FLIP panometry is an adaptation of impedance planimetry that uses sensors that are configured in a high-resolution orientation to provide a three-dimensional image of the esophageal lumen²⁹. By combining data on lumen dimensions and adding a pressure sensor, mechanical properties of the esophagus, such as distensibility and compliance, can be measured by assessing diameter/volume pressure changes. This technique is performed while the patient is sedated during standard upper endoscopy. The approach focuses on assessing distensibility of the EGJ and has been shown to provide useful complementary information regarding EGJ function in achalasia and post-surgical obstruction^30,31. More recently, this technology was adapted to assess esophageal motor function in response to a sustained volumetric distention³². The volumetric response will elicit secondary distention-mediated contractile activity and this can be visualized by converting diameter measurements into a color topography plot that illustrates diameter changes over a space–time domain. The reductions in diameter represent contractions and these contractions can be assessed on the basis of their direction and ability to occlude the lumen. Antegrade contractions occurring in a repetitive sequence spaced about 6 to 8 seconds apart are considered to be a normal response to sustained volumetric distention and this pattern is associated with normal peristalsis on HRM (Figure 2). Contractions can occur in a retrograde direction and this pattern has been seen in the context of spastic disorders, EGJ obstruction, and chronic opioids. Failure to elicit contractions is associated with aperistalsis and weak peristalsis and may represent a myogenic dysfunction related to dilatation and atrophy or a neurogenic dysfunction related to impaired triggering. When these patterns and an already-validated methodology to assess EGJ opening are used, the patterns of response can be conceptualized into a motility classification scheme similar to the CC (Figure 2)³³. Although this device is currently being used as a complementary tool in the management of dysphagia, the unique advantages of providing both motility and biomechanical measures while the patient is sedated could make it a more mainstream diagnostic tool for the management of esophageal diseases in the future.

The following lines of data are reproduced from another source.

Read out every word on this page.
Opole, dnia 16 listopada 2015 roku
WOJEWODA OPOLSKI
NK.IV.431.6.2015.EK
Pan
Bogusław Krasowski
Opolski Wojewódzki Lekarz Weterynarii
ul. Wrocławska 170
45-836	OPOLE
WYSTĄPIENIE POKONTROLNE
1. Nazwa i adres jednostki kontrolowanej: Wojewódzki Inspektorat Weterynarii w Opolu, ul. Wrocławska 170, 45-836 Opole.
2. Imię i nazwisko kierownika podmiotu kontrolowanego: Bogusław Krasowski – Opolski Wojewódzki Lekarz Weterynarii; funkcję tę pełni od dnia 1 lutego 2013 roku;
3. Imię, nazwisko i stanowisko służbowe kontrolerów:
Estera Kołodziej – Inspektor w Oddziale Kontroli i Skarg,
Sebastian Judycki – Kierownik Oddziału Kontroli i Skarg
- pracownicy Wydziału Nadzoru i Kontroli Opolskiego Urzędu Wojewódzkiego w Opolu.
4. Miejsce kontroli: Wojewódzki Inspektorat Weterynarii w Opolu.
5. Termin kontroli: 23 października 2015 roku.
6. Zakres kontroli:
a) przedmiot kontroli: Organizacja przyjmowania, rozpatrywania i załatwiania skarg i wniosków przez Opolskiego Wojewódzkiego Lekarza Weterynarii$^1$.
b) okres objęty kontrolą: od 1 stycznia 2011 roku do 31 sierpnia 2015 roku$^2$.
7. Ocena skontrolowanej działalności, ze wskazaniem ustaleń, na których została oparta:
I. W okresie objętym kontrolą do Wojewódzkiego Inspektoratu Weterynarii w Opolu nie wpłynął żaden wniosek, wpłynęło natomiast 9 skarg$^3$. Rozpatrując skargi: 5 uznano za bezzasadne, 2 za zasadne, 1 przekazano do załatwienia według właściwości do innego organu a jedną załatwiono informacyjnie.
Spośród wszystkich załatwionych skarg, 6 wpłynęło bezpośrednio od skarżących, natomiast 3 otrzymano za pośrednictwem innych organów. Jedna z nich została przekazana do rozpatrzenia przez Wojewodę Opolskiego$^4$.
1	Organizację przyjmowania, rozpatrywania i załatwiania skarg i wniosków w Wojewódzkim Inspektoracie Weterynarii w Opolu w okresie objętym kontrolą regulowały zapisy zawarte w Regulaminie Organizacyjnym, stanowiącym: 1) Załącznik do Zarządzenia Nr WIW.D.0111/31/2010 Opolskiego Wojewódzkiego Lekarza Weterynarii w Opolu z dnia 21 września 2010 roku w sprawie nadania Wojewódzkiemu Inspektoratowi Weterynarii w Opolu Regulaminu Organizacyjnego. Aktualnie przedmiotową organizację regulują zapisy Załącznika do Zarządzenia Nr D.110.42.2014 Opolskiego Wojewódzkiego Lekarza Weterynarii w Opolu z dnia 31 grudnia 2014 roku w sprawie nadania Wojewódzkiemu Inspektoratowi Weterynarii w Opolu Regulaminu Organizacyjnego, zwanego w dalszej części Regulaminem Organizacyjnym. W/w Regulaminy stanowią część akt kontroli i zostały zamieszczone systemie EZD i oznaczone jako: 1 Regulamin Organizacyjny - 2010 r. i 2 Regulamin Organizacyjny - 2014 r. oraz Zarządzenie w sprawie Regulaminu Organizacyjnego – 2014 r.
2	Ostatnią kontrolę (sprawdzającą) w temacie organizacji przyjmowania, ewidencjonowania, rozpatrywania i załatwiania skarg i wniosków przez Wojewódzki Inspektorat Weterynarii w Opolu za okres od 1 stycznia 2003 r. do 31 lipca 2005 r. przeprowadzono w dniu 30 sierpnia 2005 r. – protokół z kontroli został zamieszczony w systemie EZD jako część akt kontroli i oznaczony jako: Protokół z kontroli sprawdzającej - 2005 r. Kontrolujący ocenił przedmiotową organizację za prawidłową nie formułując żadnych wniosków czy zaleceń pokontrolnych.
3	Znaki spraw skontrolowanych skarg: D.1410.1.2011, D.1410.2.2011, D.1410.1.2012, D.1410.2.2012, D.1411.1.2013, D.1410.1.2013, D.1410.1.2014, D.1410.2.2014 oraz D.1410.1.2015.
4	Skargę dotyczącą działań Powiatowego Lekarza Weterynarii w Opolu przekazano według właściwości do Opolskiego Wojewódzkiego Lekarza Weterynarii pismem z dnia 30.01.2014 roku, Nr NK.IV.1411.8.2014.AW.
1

Figure 2. High-resolution manometric patterns (top) and the corresponding functional luminal imaging probe panometry patterns (bottom).

EGJ, esophagogastric junction; EGJ-DI, esophagogastric junction-distensibility index; RACS, repetitive antegrade contractions; RRC, repetitive retrograde contraction.

Peroral esophageal myotomy

Over the past decade, submucosal endoscopy has developed as a new tool in the armamentarium of the therapeutic endoscopist. Via these techniques, POEM has quickly been adopted as one of the three principal treatments for achalasia, along with pneumatic dilation and laparoscopic Heller myotomy^34,35. POEM was introduced in an animal model in 2007, when Pasricha et al. described creating a submucosal tunnel using a biliary dilating balloon followed by circular muscle myotomy using a needle knife³⁶. In 2008, Inoue et al. performed the first POEM in humans and published a case series of 17 patients for the treatment of achalasia³⁷. POEM was first performed for uncomplicated achalasia, but there is currently no consensus regarding formal indications, and substantial work has been carried out to study various treatment applications, including achalasia (all three clinical subtypes) and non-achalasia motility disorders (distal esophageal spasm, EGJOO, and jackhammer esophagus) and following failed prior LES targeted therapy for achalasia³⁸. This technique is continuing to mature but outcome data are promising; more than 90% of patients have reported clinical improvement^39,40.